Kleinere Jaarvergaderingen hebben vaak moeite om voor alle taken Vrienden te vinden die deze goed kunnen vervullen. Vaak hebben die Vrienden ook nog eens een druk beroeps- en familieleven. Daarom streven we ernaar de organisatiestructuur zo eenvoudig mogelijk te houden. Vandaag de dag kan moderne technologie ons hierbij ook vaak een handje helpen. Omdat wij de gewoonte hebben minuten ter plekke schriftelijk vast te leggen kunnen er echter dringende vraagtekens worden gezet bij het gebruik van Skype en e-mail.

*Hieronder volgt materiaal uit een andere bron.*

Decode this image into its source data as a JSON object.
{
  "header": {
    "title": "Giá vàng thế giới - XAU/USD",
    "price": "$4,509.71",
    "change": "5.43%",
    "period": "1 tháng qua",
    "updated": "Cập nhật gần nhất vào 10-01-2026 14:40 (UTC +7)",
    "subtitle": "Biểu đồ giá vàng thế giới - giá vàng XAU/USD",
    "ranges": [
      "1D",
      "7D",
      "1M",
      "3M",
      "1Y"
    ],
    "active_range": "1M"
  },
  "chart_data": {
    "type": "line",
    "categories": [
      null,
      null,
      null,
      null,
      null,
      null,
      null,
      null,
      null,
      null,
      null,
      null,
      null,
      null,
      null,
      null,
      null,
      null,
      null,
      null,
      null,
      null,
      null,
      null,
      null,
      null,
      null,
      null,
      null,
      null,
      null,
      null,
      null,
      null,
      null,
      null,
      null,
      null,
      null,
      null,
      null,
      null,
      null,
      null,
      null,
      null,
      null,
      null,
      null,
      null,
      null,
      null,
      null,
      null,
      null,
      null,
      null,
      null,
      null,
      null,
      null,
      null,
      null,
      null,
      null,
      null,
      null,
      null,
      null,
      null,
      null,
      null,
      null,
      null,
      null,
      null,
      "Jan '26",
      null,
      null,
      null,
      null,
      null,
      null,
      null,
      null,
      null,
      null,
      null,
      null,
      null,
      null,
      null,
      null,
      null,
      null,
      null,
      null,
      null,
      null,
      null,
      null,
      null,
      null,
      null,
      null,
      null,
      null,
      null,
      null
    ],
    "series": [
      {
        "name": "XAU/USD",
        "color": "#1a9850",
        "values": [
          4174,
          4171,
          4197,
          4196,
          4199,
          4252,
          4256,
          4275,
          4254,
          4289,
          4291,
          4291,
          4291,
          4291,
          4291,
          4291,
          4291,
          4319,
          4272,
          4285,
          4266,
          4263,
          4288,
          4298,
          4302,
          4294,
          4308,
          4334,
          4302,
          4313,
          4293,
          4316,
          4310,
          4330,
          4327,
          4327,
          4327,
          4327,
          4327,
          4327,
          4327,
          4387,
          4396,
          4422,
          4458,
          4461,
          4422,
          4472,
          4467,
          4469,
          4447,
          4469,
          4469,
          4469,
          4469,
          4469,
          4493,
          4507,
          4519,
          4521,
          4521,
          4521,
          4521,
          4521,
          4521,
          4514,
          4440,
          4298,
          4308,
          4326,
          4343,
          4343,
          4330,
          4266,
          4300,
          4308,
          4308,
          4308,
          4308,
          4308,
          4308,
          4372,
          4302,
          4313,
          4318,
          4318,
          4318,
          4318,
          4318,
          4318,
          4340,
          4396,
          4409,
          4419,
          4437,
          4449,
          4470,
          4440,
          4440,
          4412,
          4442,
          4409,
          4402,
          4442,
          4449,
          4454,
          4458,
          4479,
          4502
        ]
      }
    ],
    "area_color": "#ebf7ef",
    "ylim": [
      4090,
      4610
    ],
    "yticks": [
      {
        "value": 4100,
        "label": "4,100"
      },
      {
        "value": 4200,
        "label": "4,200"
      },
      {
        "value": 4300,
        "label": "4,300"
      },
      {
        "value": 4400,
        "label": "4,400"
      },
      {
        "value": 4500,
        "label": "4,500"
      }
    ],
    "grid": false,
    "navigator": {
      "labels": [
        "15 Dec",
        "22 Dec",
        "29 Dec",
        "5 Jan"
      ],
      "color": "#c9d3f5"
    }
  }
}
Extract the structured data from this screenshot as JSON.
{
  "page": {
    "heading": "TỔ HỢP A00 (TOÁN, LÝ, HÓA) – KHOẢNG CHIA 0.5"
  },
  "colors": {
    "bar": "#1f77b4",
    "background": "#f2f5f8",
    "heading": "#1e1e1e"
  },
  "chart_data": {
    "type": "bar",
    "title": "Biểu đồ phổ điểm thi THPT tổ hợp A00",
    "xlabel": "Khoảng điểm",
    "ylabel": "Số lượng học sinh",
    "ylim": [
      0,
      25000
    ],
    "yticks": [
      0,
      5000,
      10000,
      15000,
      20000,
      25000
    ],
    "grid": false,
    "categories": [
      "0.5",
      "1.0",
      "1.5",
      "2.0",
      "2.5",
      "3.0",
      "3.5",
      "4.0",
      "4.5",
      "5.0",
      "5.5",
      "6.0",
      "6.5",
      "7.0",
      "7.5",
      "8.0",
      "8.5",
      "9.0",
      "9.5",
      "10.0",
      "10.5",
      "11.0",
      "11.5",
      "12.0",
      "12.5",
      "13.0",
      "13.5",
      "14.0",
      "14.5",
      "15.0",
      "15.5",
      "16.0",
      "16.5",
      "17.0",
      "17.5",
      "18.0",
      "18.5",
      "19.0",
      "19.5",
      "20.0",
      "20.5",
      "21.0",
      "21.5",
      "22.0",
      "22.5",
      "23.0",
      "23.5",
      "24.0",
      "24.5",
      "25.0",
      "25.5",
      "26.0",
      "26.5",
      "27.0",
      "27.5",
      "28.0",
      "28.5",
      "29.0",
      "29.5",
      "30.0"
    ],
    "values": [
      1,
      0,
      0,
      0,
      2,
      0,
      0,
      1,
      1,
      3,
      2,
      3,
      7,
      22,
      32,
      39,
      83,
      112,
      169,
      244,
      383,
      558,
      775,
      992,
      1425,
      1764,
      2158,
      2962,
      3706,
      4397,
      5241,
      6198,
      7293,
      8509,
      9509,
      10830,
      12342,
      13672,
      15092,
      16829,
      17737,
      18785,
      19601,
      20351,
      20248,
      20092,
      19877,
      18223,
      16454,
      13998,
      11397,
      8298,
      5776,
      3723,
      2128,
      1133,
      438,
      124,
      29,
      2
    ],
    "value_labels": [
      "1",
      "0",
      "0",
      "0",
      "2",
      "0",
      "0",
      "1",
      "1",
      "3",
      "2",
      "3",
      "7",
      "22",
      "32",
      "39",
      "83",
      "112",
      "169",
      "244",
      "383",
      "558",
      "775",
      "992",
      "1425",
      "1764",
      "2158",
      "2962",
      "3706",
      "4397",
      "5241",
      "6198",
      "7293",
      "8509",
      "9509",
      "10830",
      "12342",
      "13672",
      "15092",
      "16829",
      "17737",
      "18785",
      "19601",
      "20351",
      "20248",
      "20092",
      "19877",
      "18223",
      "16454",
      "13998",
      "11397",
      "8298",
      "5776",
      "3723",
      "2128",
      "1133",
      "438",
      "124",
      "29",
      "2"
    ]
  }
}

De Nederlandse Jaarvergadering is een erkend kerkgenootschap en als zodanig lid van de Raad van Kerken in Nederland.
De Nederlandse Jaarvergadering oefent geen directe invloed uit op de politiek, maar doet dit via de Raad van Kerken in Nederland en de volgende non-gouvernementele organisaties, te weten de Quakerraad voor Europese Aangelegenheden en de Quaker United Nations Office.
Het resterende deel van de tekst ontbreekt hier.